Amalia Ulman (1989) is an airport based artist with an office in Downtown Los Angeles. Born in Argentina but raised in Spain, she studied Fine Arts at Central Saint Martins in London. Her works are primarily voiced in the first person, often blurring the distinction between the artist and object of study. In a multidisciplinary manner, she explores the relationship between consumerism and identity, class imitation and social deception, altruism and empathy. Selected artworks include the trilogy of video essays Buyer, Walker, Rover (2013), The Future Ahead (2014) and Annals of Private History (2015, Frieze Projects); and performances such as Excellences & Perfections archived by Rhizome the New Museum (New York) and exhibited at the Whitechapel Gallery, Tate Modern and Arcadia_Missa (London). Some of her latest solo exhibitions are Stock Images of War @ James Fuentes (New York) and International House of Cozy, MAMA, Rotterdam.

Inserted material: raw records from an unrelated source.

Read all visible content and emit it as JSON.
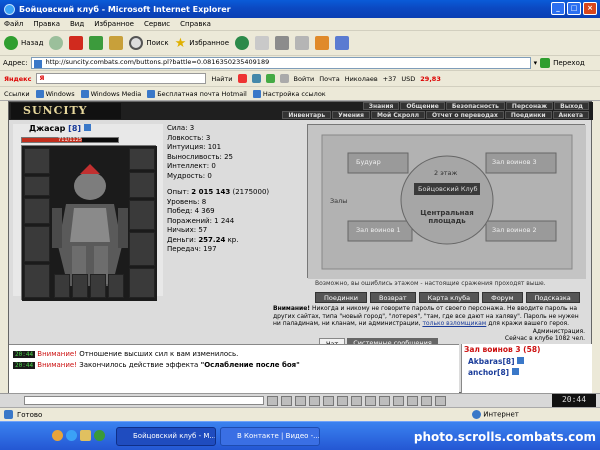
{
  "window": {
    "title": "Бойцовский клуб - Microsoft Internet Explorer"
  },
  "menu": [
    "Файл",
    "Правка",
    "Вид",
    "Избранное",
    "Сервис",
    "Справка"
  ],
  "toolbar": {
    "back": "Назад",
    "search": "Поиск",
    "favorites": "Избранное"
  },
  "address": {
    "label": "Адрес:",
    "url": "http://suncity.combats.com/buttons.pl?battle=0.0816350235409189",
    "go": "Переход"
  },
  "yandex": {
    "brand": "Яндекс",
    "query": "Я",
    "find": "Найти",
    "login": "Войти",
    "mail": "Почта",
    "user": "Николаев",
    "temp": "+37",
    "currency": "USD",
    "rate": "29,83"
  },
  "links": {
    "label": "Ссылки",
    "items": [
      "Windows",
      "Windows Media",
      "Бесплатная почта Hotmail",
      "Настройка ссылок"
    ]
  },
  "game": {
    "logo": "SUNCITY",
    "nav_top": [
      "Знания",
      "Общение",
      "Безопасность",
      "Персонаж",
      "Выход"
    ],
    "nav_bottom": [
      "Инвентарь",
      "Умения",
      "Мой Скролл",
      "Отчет о переводах",
      "Поединки",
      "Анкета"
    ],
    "character": {
      "name": "Джасар",
      "level": "[8]",
      "hp": "711/1125",
      "hp_fraction": 0.63
    },
    "stats": [
      "Сила: 3",
      "Ловкость: 3",
      "Интуиция: 101",
      "Выносливость: 25",
      "Интеллект: 0",
      "Мудрость: 0"
    ],
    "exp_label": "Опыт:",
    "exp_value": "2 015 143",
    "exp_next": "(2175000)",
    "details": [
      "Уровень: 8",
      "Побед: 4 369",
      "Поражений: 1 244",
      "Ничьих: 57"
    ],
    "money_label": "Деньги:",
    "money_value": "257.24",
    "money_unit": "кр.",
    "transfers": "Передач: 197",
    "map_labels": [
      "Будуар",
      "2 этаж",
      "Зал воинов 3",
      "Бойцовский Клуб",
      "Залы",
      "Центральная площадь",
      "Зал воинов 1",
      "Зал воинов 2"
    ],
    "map_note": "Возможно, вы ошиблись этажом - настоящие сражения проходят выше.",
    "map_buttons": [
      "Поединки",
      "Возврат",
      "Карта клуба",
      "Форум",
      "Подсказка"
    ],
    "warning_title": "Внимание!",
    "warning_text": "Никогда и никому не говорите пароль от своего персонажа. Не вводите пароль на других сайтах, типа \"новый город\", \"лотерея\", \"там, где все дают на халяву\". Пароль не нужен ни паладинам, ни кланам, ни администрации,",
    "warning_link": "только взломщикам",
    "warning_tail": "для кражи вашего героя.",
    "admin": "Администрация.",
    "online": "Сейчас в клубе 1082 чел.",
    "chat_tabs": [
      "Чат",
      "Системные сообщения"
    ],
    "chat": [
      {
        "time": "20:44",
        "alert": "Внимание!",
        "text": "Отношение высших сил к вам изменилось."
      },
      {
        "time": "20:44",
        "alert": "Внимание!",
        "text": "Закончилось действие эффекта",
        "bold": "\"Ослабление после боя\""
      }
    ],
    "room": {
      "title": "Зал воинов 3 (58)",
      "users": [
        "Akbaras[8]",
        "anchor[8]"
      ]
    },
    "clock": "20:44"
  },
  "status": {
    "done": "Готово",
    "zone": "Интернет"
  },
  "taskbar": {
    "items": [
      "Бойцовский клуб - M...",
      "В Контакте | Видео -..."
    ],
    "watermark": "photo.scrolls.combats.com"
  }
}
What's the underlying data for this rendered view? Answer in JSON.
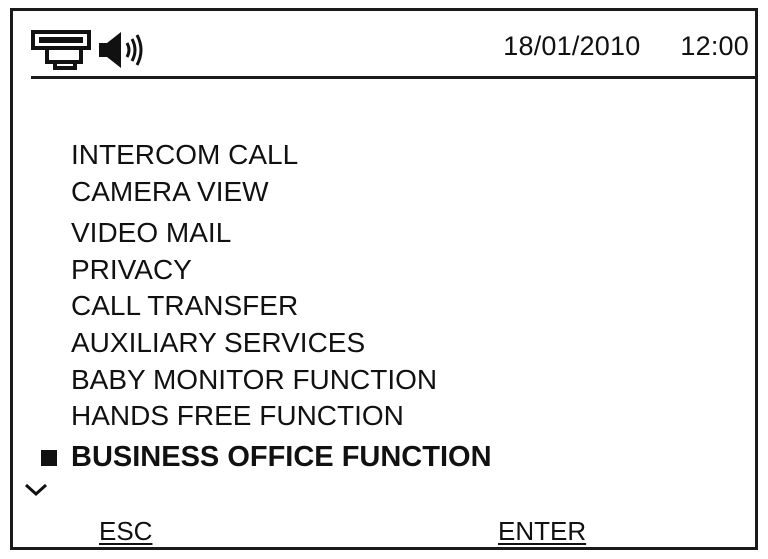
{
  "status": {
    "icons": [
      "intercom-icon",
      "speaker-volume-icon"
    ],
    "date": "18/01/2010",
    "time": "12:00"
  },
  "menu": {
    "items": [
      {
        "label": "INTERCOM CALL"
      },
      {
        "label": "CAMERA VIEW"
      },
      {
        "label": "VIDEO MAIL"
      },
      {
        "label": "PRIVACY"
      },
      {
        "label": "CALL TRANSFER"
      },
      {
        "label": "AUXILIARY SERVICES"
      },
      {
        "label": "BABY MONITOR FUNCTION"
      },
      {
        "label": "HANDS FREE FUNCTION"
      },
      {
        "label": "BUSINESS OFFICE FUNCTION",
        "selected": true
      }
    ],
    "scroll_icon": "chevron-down-icon"
  },
  "softkeys": {
    "left": "ESC ",
    "right": "ENTER "
  }
}
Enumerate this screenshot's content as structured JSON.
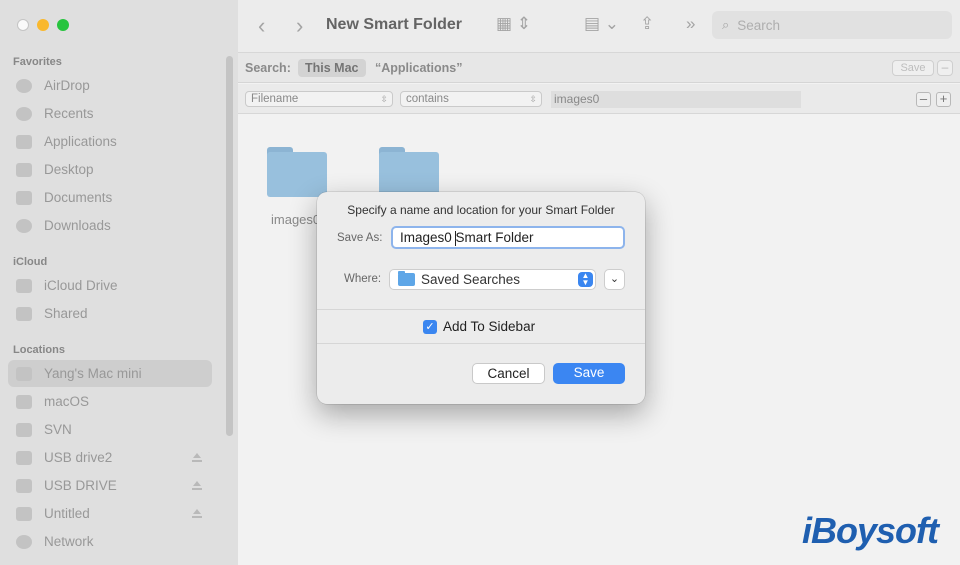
{
  "window": {
    "title": "New Smart Folder"
  },
  "sidebar": {
    "favorites_header": "Favorites",
    "favorites": [
      {
        "label": "AirDrop",
        "icon": "airdrop-icon"
      },
      {
        "label": "Recents",
        "icon": "clock-icon"
      },
      {
        "label": "Applications",
        "icon": "applications-icon"
      },
      {
        "label": "Desktop",
        "icon": "desktop-icon"
      },
      {
        "label": "Documents",
        "icon": "document-icon"
      },
      {
        "label": "Downloads",
        "icon": "download-icon"
      }
    ],
    "icloud_header": "iCloud",
    "icloud": [
      {
        "label": "iCloud Drive",
        "icon": "cloud-icon"
      },
      {
        "label": "Shared",
        "icon": "shared-folder-icon"
      }
    ],
    "locations_header": "Locations",
    "locations": [
      {
        "label": "Yang's Mac mini",
        "icon": "computer-icon",
        "selected": true
      },
      {
        "label": "macOS",
        "icon": "disk-icon"
      },
      {
        "label": "SVN",
        "icon": "disk-icon"
      },
      {
        "label": "USB drive2",
        "icon": "disk-icon",
        "eject": true
      },
      {
        "label": "USB DRIVE",
        "icon": "disk-icon",
        "eject": true
      },
      {
        "label": "Untitled",
        "icon": "disk-icon",
        "eject": true
      },
      {
        "label": "Network",
        "icon": "network-icon"
      }
    ]
  },
  "toolbar": {
    "back": "‹",
    "forward": "›",
    "view_icon": "grid-view-icon",
    "group_icon": "group-icon",
    "share_icon": "share-icon",
    "more": "»",
    "search_placeholder": "Search"
  },
  "scope": {
    "label": "Search:",
    "this_mac": "This Mac",
    "folder": "“Applications”",
    "save": "Save",
    "minus": "–"
  },
  "criteria": {
    "attribute": "Filename",
    "operator": "contains",
    "value": "images0",
    "minus": "–",
    "plus": "+"
  },
  "content": {
    "items": [
      {
        "label": "images0"
      }
    ]
  },
  "dialog": {
    "title": "Specify a name and location for your Smart Folder",
    "save_as_label": "Save As:",
    "save_as_value": "Images0 Smart Folder",
    "where_label": "Where:",
    "where_value": "Saved Searches",
    "add_to_sidebar_label": "Add To Sidebar",
    "add_to_sidebar_checked": true,
    "cancel_label": "Cancel",
    "save_label": "Save"
  },
  "watermark": "iBoysoft",
  "colors": {
    "accent": "#3b86f2",
    "folder": "#9cc4e2",
    "watermark": "#1f5fb0"
  }
}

She recently released her latest work Privilege at the 9th Berlin Biennale.
Rachel Mason is an artist from Los Angeles. Mason has recorded 12 albums,has toured, exhibited sculpture, video and performance at the Whitney Museum, Queens Museum, LACMA, Detroit Museum of Contemporary Art, School of the Art Institute in Chicago, Henry Gallery in Seattle, James Gallery at CUNY, University Art Museum in Buffalo, Sculpture Center, Hessel Museum of Art at Bard and Occidental College, Kunsthalle Zurich, Museum of Contemporary Art Detroit, The New Museum, Park Avenue Armory, Art in General, La Mama, Galapagos, Dixon Place, and Empac Center for Performance in Troy among other venues. Reviews include New York Times, Village Voice, Los Angeles Times, Flash Art, Art in America, Art News, and Artforum. Her rock opera feature film, The Lives of Hamilton Fish. has toured festivals and museums internationally was released digitally in 2016.
William J. Simmons is an adjunct lecturer in art history at the City College of New York. He is currently working toward a PhD at the Graduate Center, CUNY. His recent work includes the essay for painter Billy Sullivan’s monograph Still, Looking, as well as “Appearing Differently,” an interview with David J. Getsy published in the recent scholarly volume Pink Labor on Golden Streets: Queer Art Practices.